Section « Belgique » du catalogue

Belgicana


Carte ancienne gravée d'une province, avec cartouche et échelle
Carte ancienne gravée d'une province, avec cartouche et échelle

La section belge était l'une des plus développées du catalogue, ce qui n'a rien d'étonnant pour une librairie établie à Mons. Elle rassemblait l'histoire locale et régionale, les monographies de villes et de villages, les études d'archéologie, les récits de voyage à travers le pays, les ouvrages sur la dynastie, ainsi que les publications des sociétés savantes.

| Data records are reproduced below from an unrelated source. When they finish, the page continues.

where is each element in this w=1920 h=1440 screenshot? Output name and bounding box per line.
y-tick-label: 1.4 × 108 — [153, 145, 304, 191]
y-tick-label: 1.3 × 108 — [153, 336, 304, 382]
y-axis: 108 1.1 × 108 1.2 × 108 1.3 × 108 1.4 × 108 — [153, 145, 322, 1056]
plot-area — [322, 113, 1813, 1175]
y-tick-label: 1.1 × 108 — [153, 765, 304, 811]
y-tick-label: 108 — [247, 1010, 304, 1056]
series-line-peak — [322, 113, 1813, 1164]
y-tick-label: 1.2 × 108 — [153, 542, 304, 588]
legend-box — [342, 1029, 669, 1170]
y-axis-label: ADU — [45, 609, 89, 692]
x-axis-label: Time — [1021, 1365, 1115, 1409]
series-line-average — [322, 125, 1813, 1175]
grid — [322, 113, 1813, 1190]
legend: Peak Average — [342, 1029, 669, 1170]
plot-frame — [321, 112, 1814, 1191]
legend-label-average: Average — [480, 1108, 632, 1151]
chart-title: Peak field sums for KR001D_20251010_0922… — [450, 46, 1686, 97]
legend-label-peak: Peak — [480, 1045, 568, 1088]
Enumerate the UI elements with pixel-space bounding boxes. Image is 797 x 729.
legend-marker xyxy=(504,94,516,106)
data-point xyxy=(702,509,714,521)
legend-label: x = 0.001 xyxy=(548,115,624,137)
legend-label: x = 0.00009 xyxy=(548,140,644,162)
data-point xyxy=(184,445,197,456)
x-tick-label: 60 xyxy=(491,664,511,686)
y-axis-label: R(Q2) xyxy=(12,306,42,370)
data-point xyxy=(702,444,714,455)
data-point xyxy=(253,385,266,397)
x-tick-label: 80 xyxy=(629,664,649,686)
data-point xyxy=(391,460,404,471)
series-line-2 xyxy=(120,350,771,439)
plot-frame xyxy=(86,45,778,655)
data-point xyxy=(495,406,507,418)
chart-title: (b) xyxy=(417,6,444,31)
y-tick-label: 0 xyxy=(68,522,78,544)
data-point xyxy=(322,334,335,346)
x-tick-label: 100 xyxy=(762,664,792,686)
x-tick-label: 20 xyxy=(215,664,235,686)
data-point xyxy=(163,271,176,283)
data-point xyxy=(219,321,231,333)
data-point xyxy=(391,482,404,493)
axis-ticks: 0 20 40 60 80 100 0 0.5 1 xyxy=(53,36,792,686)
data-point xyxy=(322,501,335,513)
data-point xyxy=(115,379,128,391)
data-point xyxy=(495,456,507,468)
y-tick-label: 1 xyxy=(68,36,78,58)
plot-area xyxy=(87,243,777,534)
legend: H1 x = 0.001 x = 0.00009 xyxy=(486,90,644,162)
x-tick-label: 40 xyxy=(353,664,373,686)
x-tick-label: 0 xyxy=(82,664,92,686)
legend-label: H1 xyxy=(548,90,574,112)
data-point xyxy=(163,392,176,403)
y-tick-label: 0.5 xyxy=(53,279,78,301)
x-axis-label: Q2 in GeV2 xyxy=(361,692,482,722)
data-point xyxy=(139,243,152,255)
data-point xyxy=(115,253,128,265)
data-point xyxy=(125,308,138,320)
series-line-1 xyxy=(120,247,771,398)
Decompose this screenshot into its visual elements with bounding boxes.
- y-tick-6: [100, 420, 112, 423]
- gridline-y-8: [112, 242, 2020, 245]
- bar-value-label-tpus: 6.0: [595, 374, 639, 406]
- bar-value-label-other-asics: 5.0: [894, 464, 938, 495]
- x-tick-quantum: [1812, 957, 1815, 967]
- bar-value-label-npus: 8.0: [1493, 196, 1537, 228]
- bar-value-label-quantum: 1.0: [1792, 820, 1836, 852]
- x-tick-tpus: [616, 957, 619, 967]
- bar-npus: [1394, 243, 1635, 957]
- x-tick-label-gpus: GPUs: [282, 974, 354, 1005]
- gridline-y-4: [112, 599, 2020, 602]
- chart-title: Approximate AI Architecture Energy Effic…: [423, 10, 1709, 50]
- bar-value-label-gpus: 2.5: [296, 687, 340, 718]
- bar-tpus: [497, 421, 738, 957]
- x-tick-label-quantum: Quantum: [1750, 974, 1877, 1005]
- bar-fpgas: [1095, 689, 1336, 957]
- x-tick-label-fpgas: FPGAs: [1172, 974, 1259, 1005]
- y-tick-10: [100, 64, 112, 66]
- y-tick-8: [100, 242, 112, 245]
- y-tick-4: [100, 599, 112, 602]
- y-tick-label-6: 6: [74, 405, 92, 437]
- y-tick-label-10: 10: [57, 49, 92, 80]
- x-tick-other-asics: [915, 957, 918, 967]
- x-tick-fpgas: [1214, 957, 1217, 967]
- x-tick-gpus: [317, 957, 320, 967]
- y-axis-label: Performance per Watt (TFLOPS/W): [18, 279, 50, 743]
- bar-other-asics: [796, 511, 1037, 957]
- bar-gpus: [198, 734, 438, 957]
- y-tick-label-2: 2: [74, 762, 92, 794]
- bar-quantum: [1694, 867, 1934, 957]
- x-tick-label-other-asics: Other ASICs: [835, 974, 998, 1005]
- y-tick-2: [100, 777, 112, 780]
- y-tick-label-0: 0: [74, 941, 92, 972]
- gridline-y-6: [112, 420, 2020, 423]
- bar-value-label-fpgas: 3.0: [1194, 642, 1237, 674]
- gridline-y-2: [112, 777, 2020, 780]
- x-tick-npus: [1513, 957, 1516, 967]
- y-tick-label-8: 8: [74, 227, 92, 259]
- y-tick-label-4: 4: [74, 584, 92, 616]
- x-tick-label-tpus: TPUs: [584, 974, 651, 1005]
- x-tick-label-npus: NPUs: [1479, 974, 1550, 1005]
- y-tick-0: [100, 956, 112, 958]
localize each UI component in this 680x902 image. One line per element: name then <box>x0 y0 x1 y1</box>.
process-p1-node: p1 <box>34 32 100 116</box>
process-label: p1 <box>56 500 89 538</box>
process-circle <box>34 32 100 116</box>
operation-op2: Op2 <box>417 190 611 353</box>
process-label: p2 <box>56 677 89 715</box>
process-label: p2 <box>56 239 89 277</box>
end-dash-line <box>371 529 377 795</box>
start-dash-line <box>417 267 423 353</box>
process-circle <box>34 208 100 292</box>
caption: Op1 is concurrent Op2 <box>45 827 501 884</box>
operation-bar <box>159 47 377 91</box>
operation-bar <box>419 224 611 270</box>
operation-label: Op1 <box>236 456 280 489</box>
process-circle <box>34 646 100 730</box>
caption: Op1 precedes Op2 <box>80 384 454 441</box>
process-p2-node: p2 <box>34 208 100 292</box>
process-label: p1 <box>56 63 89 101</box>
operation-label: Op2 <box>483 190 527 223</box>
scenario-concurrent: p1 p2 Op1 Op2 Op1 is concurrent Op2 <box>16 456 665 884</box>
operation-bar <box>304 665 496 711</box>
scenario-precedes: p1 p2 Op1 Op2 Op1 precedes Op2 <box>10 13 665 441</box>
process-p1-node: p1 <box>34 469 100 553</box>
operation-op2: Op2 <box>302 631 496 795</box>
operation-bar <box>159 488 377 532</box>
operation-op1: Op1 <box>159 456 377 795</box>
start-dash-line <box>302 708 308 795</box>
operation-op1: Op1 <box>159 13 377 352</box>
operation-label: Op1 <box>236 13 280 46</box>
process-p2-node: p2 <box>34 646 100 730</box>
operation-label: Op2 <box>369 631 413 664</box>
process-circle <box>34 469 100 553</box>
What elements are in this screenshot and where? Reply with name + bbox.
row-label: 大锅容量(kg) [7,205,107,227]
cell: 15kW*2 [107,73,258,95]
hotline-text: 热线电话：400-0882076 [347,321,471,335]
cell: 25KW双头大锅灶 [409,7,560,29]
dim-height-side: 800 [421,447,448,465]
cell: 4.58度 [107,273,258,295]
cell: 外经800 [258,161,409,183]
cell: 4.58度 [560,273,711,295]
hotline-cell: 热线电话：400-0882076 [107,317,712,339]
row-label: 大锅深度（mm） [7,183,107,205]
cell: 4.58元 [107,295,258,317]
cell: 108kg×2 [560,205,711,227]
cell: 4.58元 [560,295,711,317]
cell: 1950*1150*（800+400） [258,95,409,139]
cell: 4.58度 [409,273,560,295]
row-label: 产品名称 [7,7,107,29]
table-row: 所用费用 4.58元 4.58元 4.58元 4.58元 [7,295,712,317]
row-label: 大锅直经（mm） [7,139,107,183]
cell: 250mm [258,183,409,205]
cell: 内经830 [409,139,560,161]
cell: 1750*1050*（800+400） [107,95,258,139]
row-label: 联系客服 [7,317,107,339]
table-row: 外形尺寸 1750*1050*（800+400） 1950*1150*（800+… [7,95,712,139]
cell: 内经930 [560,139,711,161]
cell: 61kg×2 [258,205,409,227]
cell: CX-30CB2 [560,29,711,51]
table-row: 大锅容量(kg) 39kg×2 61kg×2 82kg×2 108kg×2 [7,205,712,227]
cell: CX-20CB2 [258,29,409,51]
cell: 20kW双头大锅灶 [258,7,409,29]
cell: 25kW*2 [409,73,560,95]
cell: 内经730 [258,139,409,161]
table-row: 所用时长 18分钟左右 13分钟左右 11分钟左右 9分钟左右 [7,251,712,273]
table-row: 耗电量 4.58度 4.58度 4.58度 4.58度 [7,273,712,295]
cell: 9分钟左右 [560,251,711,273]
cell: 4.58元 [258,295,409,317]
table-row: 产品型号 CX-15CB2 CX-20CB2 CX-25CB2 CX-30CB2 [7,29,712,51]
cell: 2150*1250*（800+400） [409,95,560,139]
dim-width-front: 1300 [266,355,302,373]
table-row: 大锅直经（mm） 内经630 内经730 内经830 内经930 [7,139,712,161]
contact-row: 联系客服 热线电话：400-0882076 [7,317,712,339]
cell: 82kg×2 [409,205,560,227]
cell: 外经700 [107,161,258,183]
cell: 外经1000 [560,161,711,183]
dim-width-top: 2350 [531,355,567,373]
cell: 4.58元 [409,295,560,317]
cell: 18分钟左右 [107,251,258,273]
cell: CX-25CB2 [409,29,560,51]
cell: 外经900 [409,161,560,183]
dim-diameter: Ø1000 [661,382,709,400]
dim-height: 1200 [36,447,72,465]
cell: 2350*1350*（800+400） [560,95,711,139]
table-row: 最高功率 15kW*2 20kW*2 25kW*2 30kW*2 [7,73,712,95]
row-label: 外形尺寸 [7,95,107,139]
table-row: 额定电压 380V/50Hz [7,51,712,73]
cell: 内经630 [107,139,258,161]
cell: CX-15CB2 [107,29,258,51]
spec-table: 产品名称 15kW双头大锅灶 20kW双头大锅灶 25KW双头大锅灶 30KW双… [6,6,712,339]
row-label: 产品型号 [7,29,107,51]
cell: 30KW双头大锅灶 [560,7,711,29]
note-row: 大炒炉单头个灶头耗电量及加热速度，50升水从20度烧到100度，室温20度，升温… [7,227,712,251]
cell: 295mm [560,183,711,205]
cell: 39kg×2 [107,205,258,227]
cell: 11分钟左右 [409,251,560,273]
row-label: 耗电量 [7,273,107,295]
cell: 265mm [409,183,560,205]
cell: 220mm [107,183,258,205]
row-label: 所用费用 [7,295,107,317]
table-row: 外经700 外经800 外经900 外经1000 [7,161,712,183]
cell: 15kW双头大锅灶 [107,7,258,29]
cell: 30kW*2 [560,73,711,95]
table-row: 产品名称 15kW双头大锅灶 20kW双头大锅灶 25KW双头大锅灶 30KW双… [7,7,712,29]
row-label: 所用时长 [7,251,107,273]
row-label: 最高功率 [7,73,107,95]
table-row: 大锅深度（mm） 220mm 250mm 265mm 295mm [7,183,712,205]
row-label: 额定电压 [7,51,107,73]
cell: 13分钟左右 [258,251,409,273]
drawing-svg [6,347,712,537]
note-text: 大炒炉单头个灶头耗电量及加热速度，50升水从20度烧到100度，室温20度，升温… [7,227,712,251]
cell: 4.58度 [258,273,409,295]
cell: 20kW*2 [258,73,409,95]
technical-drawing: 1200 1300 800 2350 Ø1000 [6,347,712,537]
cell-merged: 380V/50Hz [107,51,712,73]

Outre la page générale Belgicana — qui recueillait les ouvrages concernant la Belgique ne relevant d'aucune liste spécialisée — des pages particulières étaient consacrées aux régions et aux villes.

Les sous-sections

  • Wallonie — histoire, folklore, économie, patrimoine.
  • Hainaut — la province, ses communes, ses institutions.
  • Ville de Mons et sa région — monographies, chroniques, Sainte-Waudru, le Doudou et le Lumeçon.
  • Bruxelles et Brabant wallon.
  • Charleroi et les communes de l'Entre-Sambre-et-Meuse.
  • Ardenne, Liège et Namur.
  • Flandre.
  • Histoire de la dynastie belge.
  • Publications des sociétés savantes du Hainaut — le dépouillement détaillé.
  • Revue belge de philologie et d'histoire.
  • Revue belge d'archéologie et d'histoire de l'art.
  • Littérature belge.
  • Art en Belgique.

Un fonds régional plutôt qu'un fonds national

L'intérêt de cette section tenait moins à sa taille qu'à sa profondeur locale. Une librairie généraliste traite la Belgique comme un rayon ; celle-ci la traitait comme un territoire, commune par commune, avec les brochures de cercles, les tirés à part et les monographies paroissiales que personne ne catalogue habituellement. C'est ce niveau de détail qui explique que les chercheurs en histoire régionale aient continué à consulter ces pages longtemps après avoir cessé d'y acheter.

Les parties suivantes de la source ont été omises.